The faculty reported the following financial relationships or relationships to products or devices they or their spouse/life partner have with commercial interests related to the content of this CME activity:
- George Karam, MD, reports receiving consulting fees and fees for non-CME services from Merck & Co, Inc.
- Marin Kollef, MD, reports receiving consulting fees from Bard; Elan Corporation; Merck & Co, Inc; and Pfizer, Inc.
- Thomas Fekete, MD, reports receiving fees for non-CME services from Cubist Pharmaceuticals, Inc; Merck & Co, Inc; and Wyeth.
The planners and managers reported the following financial relationships or relationships to products or devices they or their spouse/life partner have with commercial interests related to the content of this CME activity:
PIM Clinical Reviewers: Jan Hixon, RN; Trace Hutchison, PharmD; and Linda Graham, RN, have no real or apparent conflicts of interest to report.
Matthew Horn, MD, has no real or apparent conflicts of interest to report.
Melinda Castro has no real or apparent conflicts of interest to report.
Method of Participation
There are no fees for participating and receiving CME credit for this activity. During the period November 2007 through November 30, 2008, participants must 1) read the learning objectives and faculty disclosures; 2) study the educational activity; 3) electronically complete the posttest by recording the best answer to each question; and 4) complete the evaluation form.

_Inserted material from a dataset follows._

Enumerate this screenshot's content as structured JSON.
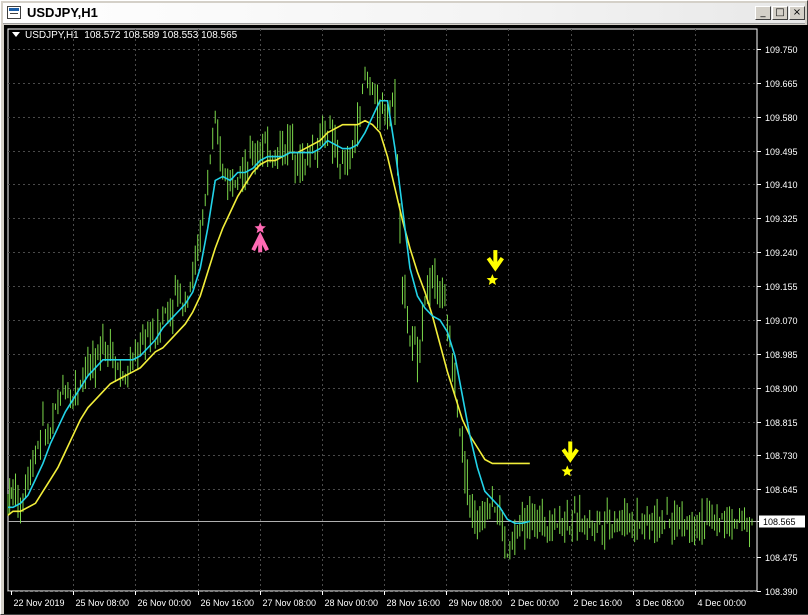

A statement of credit will be issued automatically only upon completing the activity evaluation form and a completed posttest with a score of 70% or better.
Disclosure of Unlabeled Use
This educational activity may contain discussion of published and/or investigational uses of agents that are not indicated by the FDA. Postgraduate Institute for Medicine (PIM), Advanced Studies in Medicine (ASiM) and Merck do not recommend the use of any agent outside of the labeled indications.
The opinions expressed in the educational activity are those of the faculty and do not necessarily represent the views of PIM, ASiM, and Merck. Please refer to the official prescribing information for each product for discussion of approved indications, contraindications, and warnings.
Participants have an implied responsibility to use the newly acquired information to enhance patient outcomes and their own professional development. The information presented in this activity is not meant to serve as a guideline for patient management. Any procedures, medications, or other courses of diagnosis or treatment discussed or suggested in this activity should not be used by clinicians without evaluation of their patient’s conditions and possible contraindications on dangers in use, review of any applicable manufacturer’s product information, and comparison with recommendations of other authorities.